So at this point, anyone that reads this blog knows I’m taking computer science classes at a local university. One of my ongoing beefs with * science majors is the (IMO) ridiculous amount of math classes that everyone has to take. In the case of computer science, I swear there are more math classes than there are actual computer/programming classes. It’s nuts.
Last summer I stumbled my way through a pre-calculus class (yeah, I didn’t need to go far with math when I got my BFA) and managed to get an A. I didn’t get an A because the professor was awesome (she was cool but I had a hard time learning from her), nor did I get an A because of the textbook. In fact, I got an A in spite of the textbook–what a utter and complete piece of kunk–and in spite of difficulties learning from my professor. My A was punk through and through. Buck the system, and all that.

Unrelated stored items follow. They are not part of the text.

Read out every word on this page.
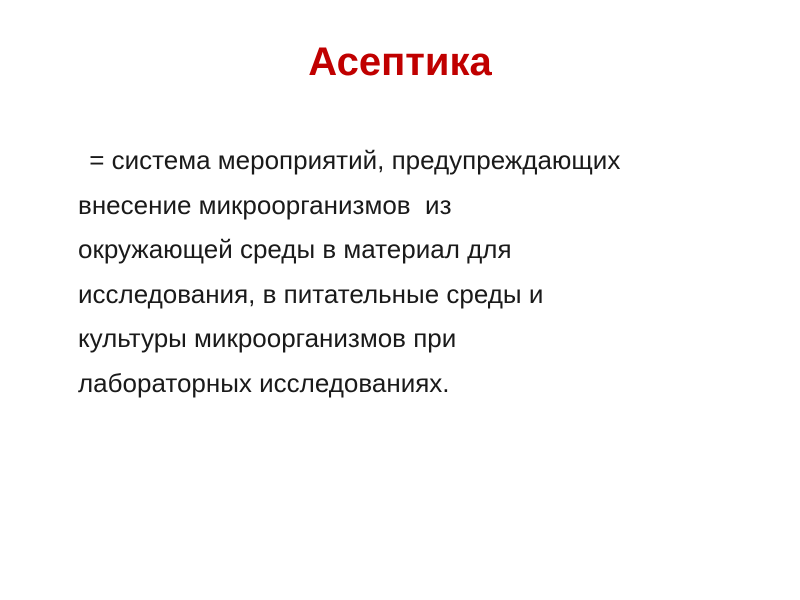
Асептика
= система мероприятий, предупреждающих
внесение микроорганизмов  из
окружающей среды в материал для
исследования, в питательные среды и
культуры микроорганизмов при
лабораторных исследованиях.
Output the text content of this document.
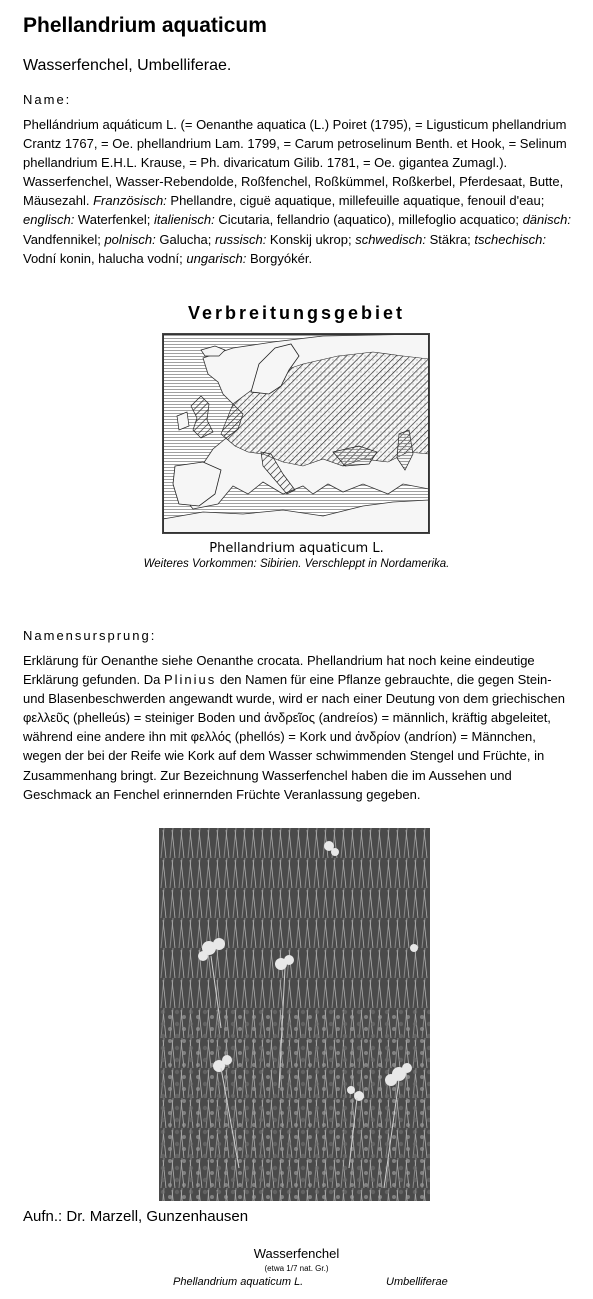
Phellandrium aquaticum
Wasserfenchel, Umbelliferae.
Name:
Phellándrium aquáticum L. (= Oenanthe aquatica (L.) Poiret (1795), = Ligusticum phellandrium Crantz 1767, = Oe. phellandrium Lam. 1799, = Carum petroselinum Benth. et Hook, = Selinum phellandrium E.H.L. Krause, = Ph. divaricatum Gilib. 1781, = Oe. gigantea Zumagl.). Wasserfenchel, Wasser-Rebendolde, Roßfenchel, Roßkümmel, Roßkerbel, Pferdesaat, Butte, Mäusezahl. Französisch: Phellandre, ciguë aquatique, millefeuille aquatique, fenouil d'eau; englisch: Waterfenkel; italienisch: Cicutaria, fellandrio (aquatico), millefoglio acquatico; dänisch: Vandfennikel; polnisch: Galucha; russisch: Konskij ukrop; schwedisch: Stäkra; tschechisch: Vodní konin, halucha vodní; ungarisch: Borgyókér.
Verbreitungsgebiet
Phellandrium aquaticum L.
Weiteres Vorkommen: Sibirien. Verschleppt in Nordamerika.
Namensursprung:
Erklärung für Oenanthe siehe Oenanthe crocata. Phellandrium hat noch keine eindeutige Erklärung gefunden. Da Plinius den Namen für eine Pflanze gebrauchte, die gegen Stein- und Blasenbeschwerden angewandt wurde, wird er nach einer Deutung von dem griechischen φελλεῦς (phelleús) = steiniger Boden und ἀνδρεῖος (andreíos) = männlich, kräftig abgeleitet, während eine andere ihn mit φελλός (phellós) = Kork und ἀνδρίον (andríon) = Männchen, wegen der bei der Reife wie Kork auf dem Wasser schwimmenden Stengel und Früchte, in Zusammenhang bringt. Zur Bezeichnung Wasserfenchel haben die im Aussehen und Geschmack an Fenchel erinnernden Früchte Veranlassung gegeben.
Aufn.: Dr. Marzell, Gunzenhausen
Wasserfenchel
(etwa 1/7 nat. Gr.)
Phellandrium aquaticum L.	Umbelliferae
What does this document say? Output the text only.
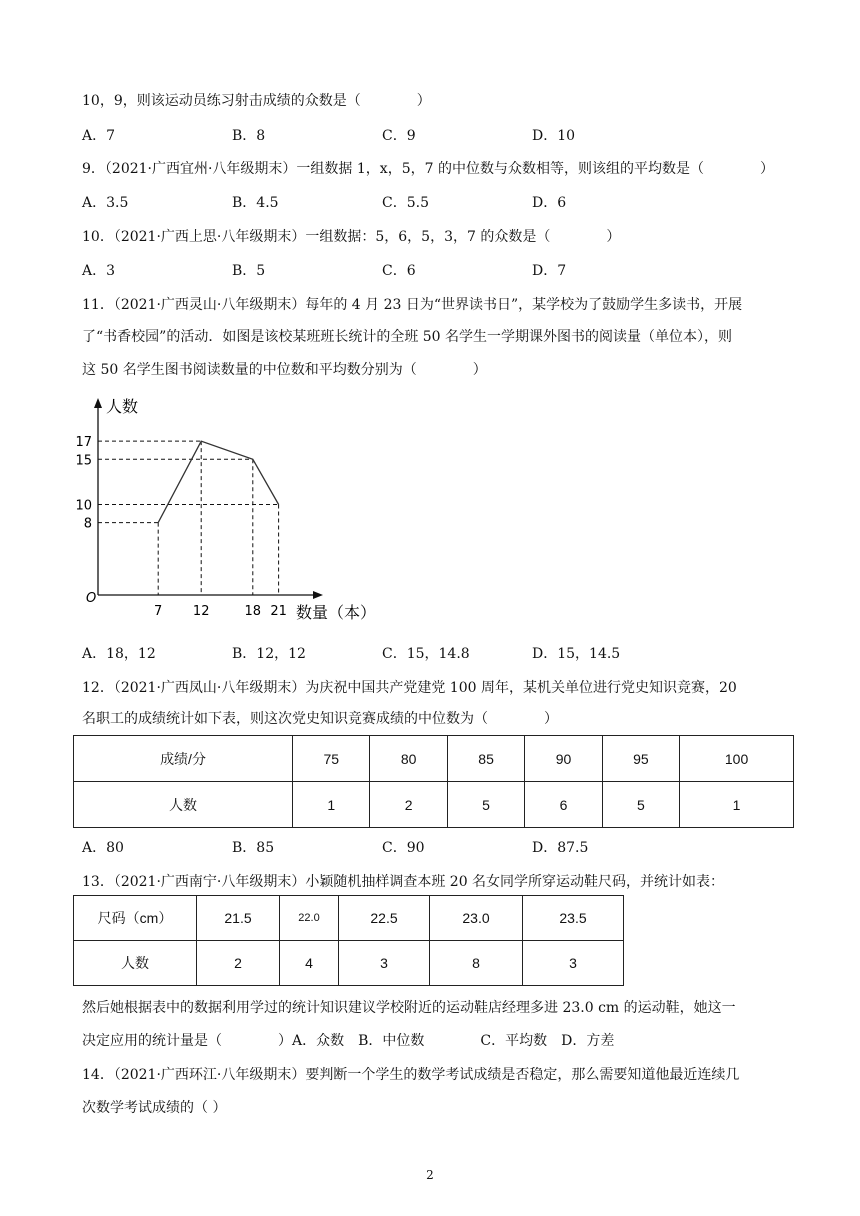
10，9，则该运动员练习射击成绩的众数是（　　　　）
A．7	B．8	C．9	D．10
9．（2021·广西宜州·八年级期末）一组数据 1，x，5，7 的中位数与众数相等，则该组的平均数是（　　　　）
A．3.5	B．4.5	C．5.5	D．6
10．（2021·广西上思·八年级期末）一组数据：5，6，5，3，7 的众数是（　　　　）
A．3	B．5	C．6	D．7
11．（2021·广西灵山·八年级期末）每年的 4 月 23 日为“世界读书日”，某学校为了鼓励学生多读书，开展
了“书香校园”的活动．如图是该校某班班长统计的全班 50 名学生一学期课外图书的阅读量（单位本），则
这 50 名学生图书阅读数量的中位数和平均数分别为（　　　　）
O
人数
数量（本）
8
10
15
17
7 12	18 21
A．18，12	B．12，12	C．15，14.8	D．15，14.5
12．（2021·广西凤山·八年级期末）为庆祝中国共产党建党 100 周年，某机关单位进行党史知识竞赛，20
名职工的成绩统计如下表，则这次党史知识竞赛成绩的中位数为（　　　　）
成绩/分	75	80	85	90	95	100
人数	1	2	5	6	5	1
A．80	B．85	C．90	D．87.5
13．（2021·广西南宁·八年级期末）小颖随机抽样调查本班 20 名女同学所穿运动鞋尺码，并统计如表：
尺码（cm）	21.5	22.0	22.5	23.0	23.5
人数	2	4	3	8	3
然后她根据表中的数据利用学过的统计知识建议学校附近的运动鞋店经理多进 23.0 cm 的运动鞋，她这一
决定应用的统计量是（　　　　）A．众数　B．中位数　　　　C．平均数　D．方差
14．（2021·广西环江·八年级期末）要判断一个学生的数学考试成绩是否稳定，那么需要知道他最近连续几
次数学考试成绩的（ ）
2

I could wax philosophic about college math departments, but I’ll save my conspiracy theories for private conversations. Suffice it to say I think they do not all have your best interests in mind when they (a) choose their textbooks, (b) hire their professors, and (c) teach you math.
In my case, a double-whammy of difficult teacher + horrific textbook drove me to Kahn Academy and other free resources on the Internet. That worked for me, but I still wish my pre-calc class required less hunting. I wish I had a resource right here in my basement office that I could pull off a shelf and read instead of my assigned math textbook.
Turns out I could have done that all along. Oh, the things you don’t think about when stressing over functions.
I checked out other colleges near me and found one textbook that got consistently good reviews from students. It’s called College Algebra and Trigonometry through Modeling and Visualization (2nd Edition) by Gary Rockswold. It’s at least two editions behind the most recent edition, but the beauty of math is that it doesn’t change. The pre-calc you’re learning now is the same pre-calc that existed before Isaac Newton defined calculus. On top of that, when a textbook edition is two or more editions old, it’s dirt cheap. This book was about $150 new, but I got it through abebooks.com for $1.50. Note the decimal position. With expediting shipping, I paid $7. I win.
Long story longer: if your college math textbook sucks, get a better one. It’s cheap and you’ll do better in math in spite of your college’s efforts to knock you down. Bastards.